İnceleme, 6100 sayılı HMK’nın 355. madde hükmü uyarınca istinaf dilekçesinde belirtilen sebeplerle sınırlı olarak ve kamu düzenine aykırı hususların olup olmadığı gözetilerek yapılmıştır.
Dosya kapsamı, mevcut delil durumu ve ileri sürülen istinaf sebepleri dikkate alındığında mahkemenin vakıa ve hukuki değerlendirmesinde usul ve esas yönünden yasaya aykırılık bulunmadığı, iptali istenen 2020-M-3553 sayılı YİDK kararının davacı vekiline 18.05.2020 tarihinde tebliğ edildiği, iki aylık hak düşürücü sürenin 16.06.2020 tarihinde başlayıp 17.08.2020 tarihinde dolduğu, davanın ise iki aylık hak düşürücü süre dolduktan sonra 19.08.2020 tarihinde açıldığı, YİDK kararının iptali için kararın bildiriminden itibaren öngörülen iki aylık hak düşürücü sürenin, tebliğ tarihinde yürürlükte bulunan 6100 sayılı HMK’nın tayin ettiği bir süre olmadığı, bu nedenle adli tatil de dahil olmak üzere sürenin işleyeceği ve uzamayacağı, eş söyleyişle özel kanunda tayin edilen bu süre yönünden HMK’nın adli tatil hükümlerinin uygulanmayacağı, nitekim Yargıtay 11. Hukuk Dairesinin 03/05/2013 gün ve 2012/5900 E – 2013/9012 K sayılı kararında da aynı görüşün benimsendiği, bu itibarla davacı vekilinin davanın adli tatil süresi içerinde açıldığı yönündeki istinaf itirazlarının da yerinde olmadığı anlaşılmakla, davacı vekilinin istinaf başvurusunun esas yönünden reddine dair hüküm kurmak gerekmiştir.
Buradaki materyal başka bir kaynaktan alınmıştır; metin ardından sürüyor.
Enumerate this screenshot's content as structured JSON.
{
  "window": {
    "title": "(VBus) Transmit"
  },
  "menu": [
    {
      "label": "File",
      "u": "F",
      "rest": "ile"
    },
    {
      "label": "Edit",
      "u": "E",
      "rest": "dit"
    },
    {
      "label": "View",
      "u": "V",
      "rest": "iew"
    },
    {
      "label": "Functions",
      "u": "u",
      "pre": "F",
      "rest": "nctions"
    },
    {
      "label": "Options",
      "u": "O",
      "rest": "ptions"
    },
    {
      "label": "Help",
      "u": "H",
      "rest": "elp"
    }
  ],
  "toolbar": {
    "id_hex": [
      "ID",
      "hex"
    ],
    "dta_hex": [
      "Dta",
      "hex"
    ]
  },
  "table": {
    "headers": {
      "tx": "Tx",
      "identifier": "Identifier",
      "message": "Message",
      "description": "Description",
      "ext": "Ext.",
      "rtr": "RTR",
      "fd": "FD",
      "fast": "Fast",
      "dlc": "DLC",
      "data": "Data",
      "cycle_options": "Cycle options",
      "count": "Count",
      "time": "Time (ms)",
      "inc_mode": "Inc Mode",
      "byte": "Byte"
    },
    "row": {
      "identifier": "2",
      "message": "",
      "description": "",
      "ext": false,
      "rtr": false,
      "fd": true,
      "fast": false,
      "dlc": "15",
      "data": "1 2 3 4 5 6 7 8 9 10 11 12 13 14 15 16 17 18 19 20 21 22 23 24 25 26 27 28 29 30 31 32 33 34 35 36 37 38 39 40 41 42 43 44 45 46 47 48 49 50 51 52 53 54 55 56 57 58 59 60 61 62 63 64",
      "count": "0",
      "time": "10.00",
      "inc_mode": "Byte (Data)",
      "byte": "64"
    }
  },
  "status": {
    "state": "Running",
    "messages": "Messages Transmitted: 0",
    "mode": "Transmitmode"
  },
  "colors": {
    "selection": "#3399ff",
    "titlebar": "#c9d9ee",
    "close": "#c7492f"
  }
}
HÜKÜM : Gerekçesi yukarıda belirtildiği üzere;
1-Davacı vekilinin istinaf başvurusunun HMK’nın 353/1-b.1 maddesi gereğince ESASTAN REDDİNE,
2-Alınması gereken 179,90 TL maktu istinaf karar ve ilam harcından, davacı tarafça istinaf başvurusunda yatırılan 59,30 TL istinaf karar ve ilam harcının mahsubu ile bakiye 120,60 TL’nin davacıdan tahsili ile hazineye irat kaydına,
3-İstinaf aşamasında davacı tarafından yapılan yargılama giderlerinin davacı üzerinde bırakılmasına,
4-İstinaf aşamasında duruşma açılmadığından taraflar lehine vekalet ücreti takdirine yer olmadığına,
Dair, dosya üzerinde yapılan inceleme sonucunda oybirliği ile 16/02/2023 tarihinde HMK 361. maddesi uyarınca kararın tebliğinden itibaren iki hafta içerisinde Yargıtay temyiz yolu açık olmak üzere karar verildi.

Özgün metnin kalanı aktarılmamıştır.